Von der Selbstbestimmung zur Selektion?
(Berlin, 6. September 2012) Seit August ist ein Bluttest für Schwangere auf dem Markt, der die pränatale Fahndung nach Beeinträchtigungen des Embryos möglicherweise enorm vereinfachen wird, und seit letztem Jahr erlaubt ein Gesetz in bestimmten Fällen den Einsatz der Präimplantationsdiagnostik. Beides erscheint in der Öffentlichkeit vor allem als Dienst am Selbstbestimmungsrecht von Frauen und Paaren. Stimmt das? Wird so Selektion normal? Was können Verbote neuer technologischer "Angebote" bewirken? Wer forscht an neuen Verfahren und warum? Diese und andere Fragen verhandeln wir in unserer Veranstaltungsreihe am 18. und 25.9.12 in Berlin.
Von der Selbstbestimmung zur Selektion? Veranstaltungsreihe zu Pränataldiagnostik und Reproduktionstechnologien Zeit: Dienstags, 19.00 Uhr Ort: Familiengarten, Oranienstraße 34, 1. Hof, Zugang für Rollifahrer_innen über den Aufzug (U-Bahnhof Kottbusser Tor oder Moritzplatz, Bus M 29 und 140) Veranstaltet vom Gen-ethischen Netzwerk und den Kritischen Feministinnen (Berlin)
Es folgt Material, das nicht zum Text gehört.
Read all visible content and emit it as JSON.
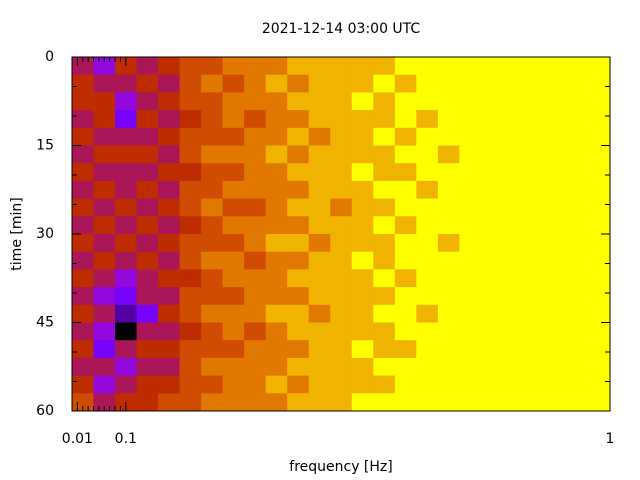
{
  "chart_data": {
    "type": "heatmap",
    "title": "2021-12-14 03:00 UTC",
    "x_label": "frequency [Hz]",
    "y_label": "time [min]",
    "xlim": [
      0,
      1
    ],
    "xticks": [
      0.01,
      0.1,
      1
    ],
    "xminorticks": [
      0.02,
      0.03,
      0.04,
      0.05,
      0.06,
      0.07,
      0.08,
      0.09
    ],
    "ylim": [
      60,
      0
    ],
    "yticks": [
      0,
      15,
      30,
      45,
      60
    ],
    "yminorticks": [
      5,
      10,
      20,
      25,
      35,
      40,
      50,
      55
    ],
    "xbins": [
      0,
      0.04,
      0.08,
      0.12,
      0.16,
      0.2,
      0.24,
      0.28,
      0.32,
      0.36,
      0.4,
      0.44,
      0.48,
      0.52,
      0.56,
      0.6,
      0.64,
      0.68,
      0.72,
      0.76,
      0.8,
      0.84,
      0.88,
      0.92,
      0.96,
      1
    ],
    "ybins": [
      0,
      3,
      6,
      9,
      12,
      15,
      18,
      21,
      24,
      27,
      30,
      33,
      36,
      39,
      42,
      45,
      48,
      51,
      54,
      57,
      60
    ],
    "z": [
      [
        4,
        3,
        5,
        4,
        5,
        6,
        6,
        7,
        7,
        7,
        8,
        8,
        8,
        8,
        8,
        9,
        9,
        9,
        9,
        9,
        9,
        9,
        9,
        9,
        9
      ],
      [
        5,
        4,
        4,
        5,
        4,
        6,
        7,
        6,
        7,
        8,
        7,
        8,
        8,
        8,
        9,
        8,
        9,
        9,
        9,
        9,
        9,
        9,
        9,
        9,
        9
      ],
      [
        5,
        5,
        3,
        4,
        5,
        6,
        6,
        7,
        7,
        7,
        8,
        8,
        8,
        9,
        8,
        9,
        9,
        9,
        9,
        9,
        9,
        9,
        9,
        9,
        9
      ],
      [
        4,
        5,
        2,
        5,
        4,
        5,
        6,
        7,
        6,
        7,
        7,
        8,
        8,
        8,
        8,
        9,
        8,
        9,
        9,
        9,
        9,
        9,
        9,
        9,
        9
      ],
      [
        5,
        4,
        4,
        4,
        5,
        6,
        6,
        6,
        7,
        7,
        8,
        7,
        8,
        8,
        9,
        8,
        9,
        9,
        9,
        9,
        9,
        9,
        9,
        9,
        9
      ],
      [
        4,
        5,
        5,
        5,
        4,
        6,
        7,
        7,
        7,
        8,
        7,
        8,
        8,
        8,
        8,
        9,
        9,
        8,
        9,
        9,
        9,
        9,
        9,
        9,
        9
      ],
      [
        5,
        4,
        4,
        4,
        5,
        5,
        6,
        6,
        7,
        7,
        8,
        8,
        8,
        9,
        8,
        8,
        9,
        9,
        9,
        9,
        9,
        9,
        9,
        9,
        9
      ],
      [
        4,
        5,
        4,
        5,
        4,
        6,
        6,
        7,
        7,
        7,
        7,
        8,
        8,
        8,
        9,
        9,
        8,
        9,
        9,
        9,
        9,
        9,
        9,
        9,
        9
      ],
      [
        5,
        4,
        5,
        4,
        5,
        6,
        7,
        6,
        6,
        7,
        8,
        8,
        7,
        8,
        8,
        9,
        9,
        9,
        9,
        9,
        9,
        9,
        9,
        9,
        9
      ],
      [
        4,
        5,
        4,
        5,
        4,
        5,
        6,
        7,
        7,
        7,
        7,
        8,
        8,
        8,
        9,
        8,
        9,
        9,
        9,
        9,
        9,
        9,
        9,
        9,
        9
      ],
      [
        5,
        4,
        5,
        4,
        5,
        6,
        6,
        6,
        7,
        8,
        8,
        7,
        8,
        8,
        8,
        9,
        9,
        8,
        9,
        9,
        9,
        9,
        9,
        9,
        9
      ],
      [
        4,
        5,
        4,
        5,
        4,
        6,
        7,
        7,
        6,
        7,
        7,
        8,
        8,
        9,
        8,
        9,
        9,
        9,
        9,
        9,
        9,
        9,
        9,
        9,
        9
      ],
      [
        5,
        4,
        3,
        4,
        5,
        5,
        6,
        7,
        7,
        7,
        8,
        8,
        8,
        8,
        9,
        8,
        9,
        9,
        9,
        9,
        9,
        9,
        9,
        9,
        9
      ],
      [
        4,
        3,
        2,
        4,
        4,
        6,
        6,
        6,
        7,
        7,
        7,
        8,
        8,
        8,
        8,
        9,
        9,
        9,
        9,
        9,
        9,
        9,
        9,
        9,
        9
      ],
      [
        5,
        4,
        1,
        2,
        5,
        6,
        7,
        7,
        7,
        8,
        8,
        7,
        8,
        8,
        9,
        9,
        8,
        9,
        9,
        9,
        9,
        9,
        9,
        9,
        9
      ],
      [
        4,
        3,
        0,
        4,
        4,
        5,
        6,
        7,
        6,
        7,
        8,
        8,
        8,
        8,
        8,
        9,
        9,
        9,
        9,
        9,
        9,
        9,
        9,
        9,
        9
      ],
      [
        5,
        2,
        4,
        5,
        5,
        6,
        6,
        6,
        7,
        7,
        7,
        8,
        8,
        9,
        8,
        8,
        9,
        9,
        9,
        9,
        9,
        9,
        9,
        9,
        9
      ],
      [
        4,
        4,
        3,
        4,
        4,
        6,
        7,
        7,
        7,
        7,
        8,
        8,
        8,
        8,
        9,
        9,
        9,
        9,
        9,
        9,
        9,
        9,
        9,
        9,
        9
      ],
      [
        5,
        3,
        4,
        5,
        5,
        6,
        6,
        7,
        7,
        8,
        7,
        8,
        8,
        8,
        8,
        9,
        9,
        9,
        9,
        9,
        9,
        9,
        9,
        9,
        9
      ],
      [
        6,
        4,
        5,
        5,
        6,
        6,
        7,
        7,
        7,
        7,
        8,
        8,
        8,
        9,
        9,
        9,
        9,
        9,
        9,
        9,
        9,
        9,
        9,
        9,
        9
      ]
    ]
  }
}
18. 9. 2012: Selbstbestimmung und neue Reproduktionstechnologien Reproduktionstechnologische Verfahren und pränatale Tests werden in der BRD zunehmend legalisiert. Das verändert den Umgang mit Schwangerschaft ebenso wie gesellschaftliche Vorstellungen von gewünschten Kindern. Durch die scheinbare Möglichkeit, die Behinderung eines Kindes auszuschließen, hat sich eine „Eugenik von unten“ entwickelt, die die Selektion nicht-normgerechter Kinder in die Selbstverant-wortung der Schwangeren verlegt. Das Bünd-nis „Gegen christlichen Fundamentalismus und Abtreibungsverbot“, das zu Protesten gegen den „Marsch für das Leben“ am 22.9.2012 aufruft, wendet sich gegen die neuen Diagnoseverfahren. Aber auch die Abtreibungsgegner_innen sind dagegen und sprechen von „Euthanasie“. Auf der Veranstaltung wollen wir Unterschiede zwischen den jeweiligen Positionen darlegen, uns die Veränderungen im Umgang mit Schwangerschaft unter dem Blickwinkel der Selbstbestimmung anschauen und Zusammenhänge und Unterschiede zwischen Euthanasie-Programmen und den neuen Technologien diskutieren. Mit Susanne Schultz (Gen-ethisches Netzwerk Berlin) und Christoph Schneider (Frankfurt/Main).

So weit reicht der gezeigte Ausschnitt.